Come spiegavamo qualche settimana fa la corte suprema indiana ha deciso di rinviare la sentenza nella causa che vede coinvolta la banca centrale del paese, citata in giudizio dall’Internet and Mobile Association of India (IAMAI) con l’accusa di aver travalicato i propri poteri impedendo la normale operatività bancaria ai soggetti coinvolti, a vario titolo, con le criptovalute; in attesa che la corte suprema indiana si pronunci il quotidiano locale Economic Times ha pubblicato oggi un articolo che, riprendendo la dichiarazione giurata avanzata proprio alla corte suprema dalla banca centrale lo scorso 4 settembre, punta a fare chiarezza su quella che è la posizione delle istituzioni indiane in tutta questa faccenda. La RBI (Reserve Bank of India) ha quindi affermato che non sono le criptovalute in se ad essere vietate nel paese, ma il supporto bancario all’attività di trading su questa classe di attività. Più nello specifico, come si può leggere dalla dichiarazione giurata della RBI, l’istituzione ha dichiarato che:
“IL’RBI non ha mai proibito l’uso di valute virtuali nel paese, si è solo limitata ad ordinare alle entità da essa regolate di non fornire servizi a quelle persone o entità che commerciano o regolano criptovalute al fine di evitare che vengano coinvolte in attività che comportano rischi reputazionali e finanziari, oltre che rischi di carattere sia legale che operativo”

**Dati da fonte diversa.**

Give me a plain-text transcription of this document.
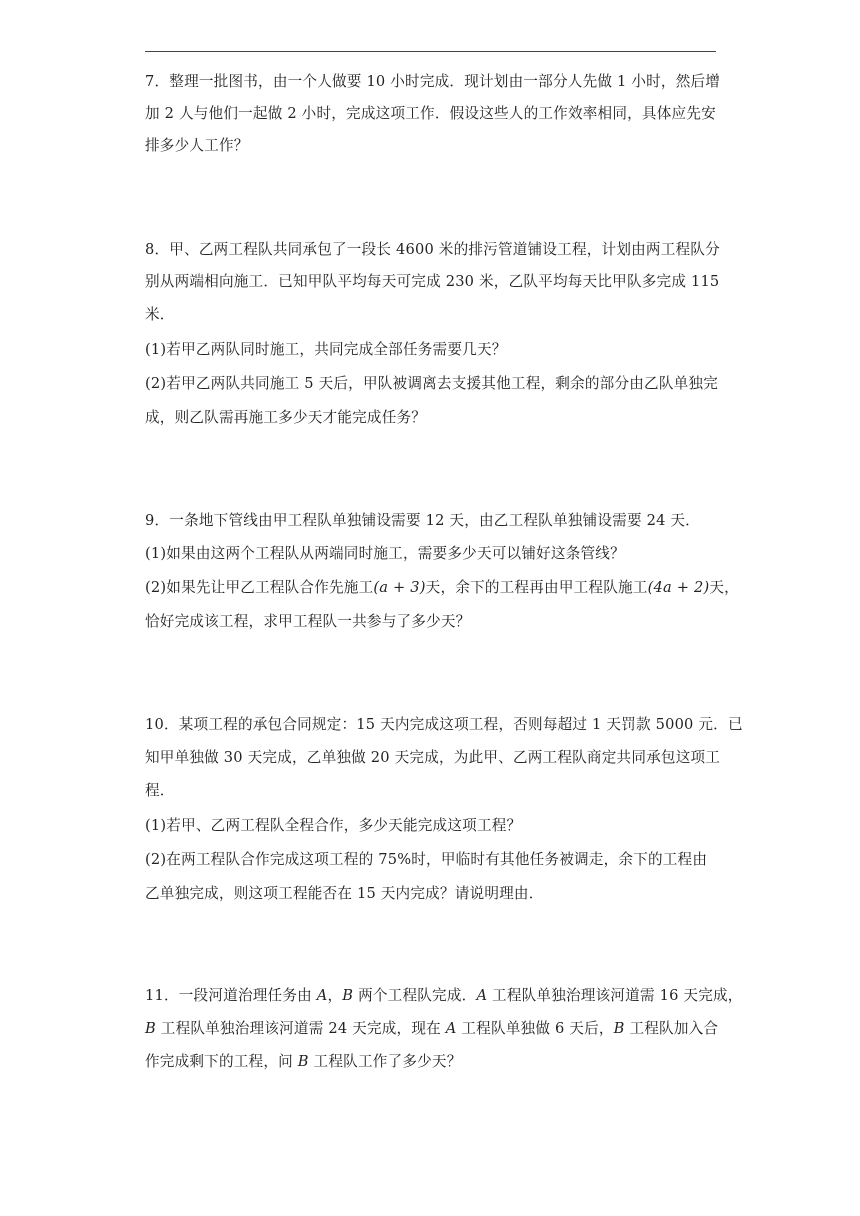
7．整理一批图书，由一个人做要 10 小时完成．现计划由一部分人先做 1 小时，然后增
加 2 人与他们一起做 2 小时，完成这项工作．假设这些人的工作效率相同，具体应先安
排多少人工作？
8．甲、乙两工程队共同承包了一段长 4600 米的排污管道铺设工程，计划由两工程队分
别从两端相向施工．已知甲队平均每天可完成 230 米，乙队平均每天比甲队多完成 115
米．
(1)若甲乙两队同时施工，共同完成全部任务需要几天？
(2)若甲乙两队共同施工 5 天后，甲队被调离去支援其他工程，剩余的部分由乙队单独完
成，则乙队需再施工多少天才能完成任务？
9．一条地下管线由甲工程队单独铺设需要 12 天，由乙工程队单独铺设需要 24 天．
(1)如果由这两个工程队从两端同时施工，需要多少天可以铺好这条管线？
(2)如果先让甲乙工程队合作先施工(a + 3)天，余下的工程再由甲工程队施工(4a + 2)天，
恰好完成该工程，求甲工程队一共参与了多少天？
10．某项工程的承包合同规定：15 天内完成这项工程，否则每超过 1 天罚款 5000 元．已
知甲单独做 30 天完成，乙单独做 20 天完成，为此甲、乙两工程队商定共同承包这项工
程．
(1)若甲、乙两工程队全程合作，多少天能完成这项工程？
(2)在两工程队合作完成这项工程的 75%时，甲临时有其他任务被调走，余下的工程由
乙单独完成，则这项工程能否在 15 天内完成？请说明理由．
11．一段河道治理任务由 A，B 两个工程队完成．A 工程队单独治理该河道需 16 天完成，
B 工程队单独治理该河道需 24 天完成，现在 A 工程队单独做 6 天后，B 工程队加入合
作完成剩下的工程，问 B 工程队工作了多少天？
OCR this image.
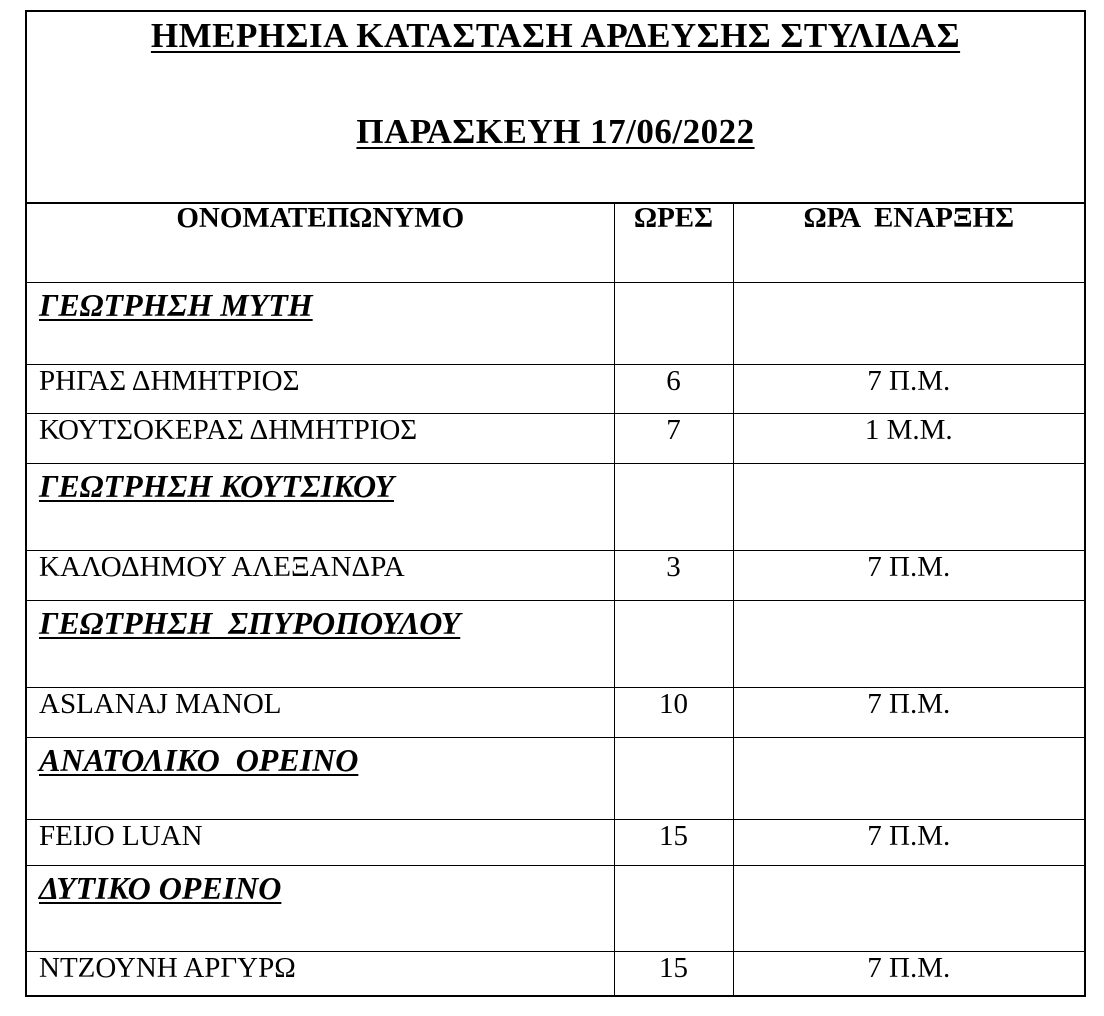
ΗΜΕΡΗΣΙΑ ΚΑΤΑΣΤΑΣΗ ΑΡΔΕΥΣΗΣ ΣΤΥΛΙΔΑΣ
ΠΑΡΑΣΚΕΥΗ 17/06/2022
ΟΝΟΜΑΤΕΠΩΝΥΜΟ	ΩΡΕΣ	ΩΡΑ  ΕΝΑΡΞΗΣ

ΓΕΩΤΡΗΣΗ ΜΥΤΗ		

ΡΗΓΑΣ ΔΗΜΗΤΡΙΟΣ	6	7 Π.Μ.
ΚΟΥΤΣΟΚΕΡΑΣ ΔΗΜΗΤΡΙΟΣ	7	1 Μ.Μ.

ΓΕΩΤΡΗΣΗ ΚΟΥΤΣΙΚΟΥ		

ΚΑΛΟΔΗΜΟΥ ΑΛΕΞΑΝΔΡΑ	3	7 Π.Μ.

ΓΕΩΤΡΗΣΗ  ΣΠΥΡΟΠΟΥΛΟΥ		

ASLANAJ MANOL	10	7 Π.Μ.

ΑΝΑΤΟΛΙΚΟ  ΟΡΕΙΝΟ		

FEIJO LUAN	15	7 Π.Μ.

ΔΥΤΙΚΟ ΟΡΕΙΝΟ		

ΝΤΖΟΥΝΗ ΑΡΓΥΡΩ	15	7 Π.Μ.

Tale affermazione, però, credo vada a legittimare le accuse mosse dalla IAMAI all’RBI, la banca centrale, in altre parole, rilasciando questa testimonianza si è sostanzialmente sparata sui piedi; affermare un principio del genere significa aprire la porta a qualcosa che assomiglia alla giustizia preventiva. Non è compito della banca centrale definire a quali tipi di rischi di carattere legale, finanziario o operativo una banca può o non può sottoporsi; per fare un esempio banale è come se la banca centrale italiana vietasse alle banche di aprire un conto corrente agli idraulici perché questi sono una delle categorie che le statistiche indicano come tra le più propense all’evasione. Chiaramente questo sarebbe intollerabile, eppure è proprio questo che la BRI ha sostenuto; in pratica, dal momento che numerosi rapporti internazionali puntano il dito contro le criptovalute considerandole strumenti utili per riciclare denaro la BRI ha pensato bene di colpire indistintamente tutti coloro che operano con le criptovalute, in maniera del tutto preventiva. Sarà comunque la corte suprema indiana a doversi pronunciare su tutta questa storia, tuttavia molti osservatori indiani affermano che probabilmente la sentenza accoglierà il punto di vista della IAMAI affermando che la BRI ha travalicato i confini dei poteri che la costituzione le riconosce chiedendo alle banche di adottare un approccio discriminatori verso una parte di cittadini; in ogni caso non ci rimane che aspettare e vedere come evolveranno le cose, nonostante la corte suprema abbia deciso di concedersi più tempo per decidere sul caso la sentenza non dovrebbe tardare ancora molto ad arrivare.